[Web-SIG] serving (potentially large) files through wsgi?

Graham Dumpleton graham.dumpleton at gmail.com
Wed Dec 19 02:36:56 CET 2007

Where does setting up 'logging' module configuration fall in all of
this and who/what should handle it?

I ask as I note that in the documentation for Pylons logging it says:

"""paster, when loading an application via the paster serve, shell or
setup-app commands, calls the logging.fileConfig function on that
specified ini file if it contains a 'loggers' entry.
logging.fileConfig reads the logging configuration from a ConfigParser

So, the paster serve is doing special setup for Pylons WSGI
components. Without knowing this magic is required, when you take a
Pylons WSGI component to another WSGI server, the logging doesn't work
as expected.
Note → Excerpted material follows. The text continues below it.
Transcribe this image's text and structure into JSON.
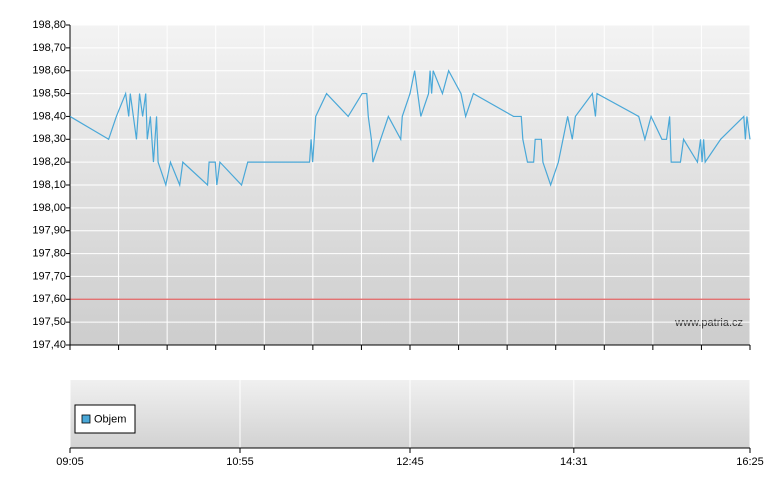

To get it to work one has to duplicate the special things
that paster serve is doing in some way.


On 19/12/2007, Ian Bicking <ianb at colorstudy.com> wrote:
> Manlio Perillo wrote:
> > Phillip J. Eby ha scritto:
> >> At 09:06 PM 12/17/2007 +0100, Manlio Perillo wrote:
> >>> Phillip J. Eby ha scritto:
> >>>> This is precisely why WSGI doesn't really have any "configuration"
> >>>> defined, because the whole idea is that it should be as
> >>>> "plug-and-play" as possible.  Server-level configuration options are
> >>>> a liability to be avoided, a sometimes-necessary evil.  They aren't
> >>>> a feature.
> >>>
> >>> Disagree.
> >>
> >> Note that your disagreement doesn't retroactively change WSGI's design
> >> goals or rationale,
> >
> >
> > I disagree with your "Server-level configuration options are a liability
> > to be avoided, a sometimes-necessary evil" phrase.
> >
> > But now I'm not sure of what do you mean by "configuration".
> I think there might still be some confusion about configuration.  I'll
> offer my take:
> There's generally two valid kinds of configuration -- the server's
> configuration (host, port, ssl, etc), and the application configuration
> (database connection parameters, maybe some theming options, etc).
> Obviously server configuration goes in Nginx.
> If you put both of these in Nginx, I think that's fine.  That is, if you
> allow people to create WSGI applications through Nginx, providing
> information to the application like database connection information,
> then that's totally fine.  There's no standard WSGI way to do that; the
> only thing approaching a standard for that is Paste Deploy's interfaces
> (which I'm sure would be possible to support in Nginx -- they are
> interfaces, not an implementation:
> http://pythonpaste.org/deploy/#defining-factories).
> Another kind of "configuration" is configuring the application
> implementation with respect to its framework.  This is where you might
> choose your template language, or a default charset/encoding.  This is
> where you might choose whether to let the framework handle range
> requests.  This is not actually configuration in my opinion, but it is
> frequently called configuration.  I think it's simply "programming".  It
> has nothing to do with WSGI, and must be fully encapsulated in a WSGI
> application.  People deploying the application should not encounter any
> of these options.
> The range stuff apparently is not really an issue of this, as Nginx is
> acting reasonably and obeying the restrictions of HTTP, which in turn
> satisfies WSGI.  If Nginx was rewriting partial responses to be...
> doubly partial or something like that, that would really just be a bug.
>   These kinds of bugs exist and are sometimes excused as being
> "configuration".  But when one configuration setting is valid and
> another is simply invalid, the bug is having that configuration setting
> at all.  But at least this case doesn't seem to be an issue; hopefully
> other issues that might be similar will be resolved in Nginx.  You
> should never have to have Nginx-specific notes about deploying a WSGI
> application (except perhaps if you want to provide helpful notes about
> how to supply the real configuration in an Nginx configuration file).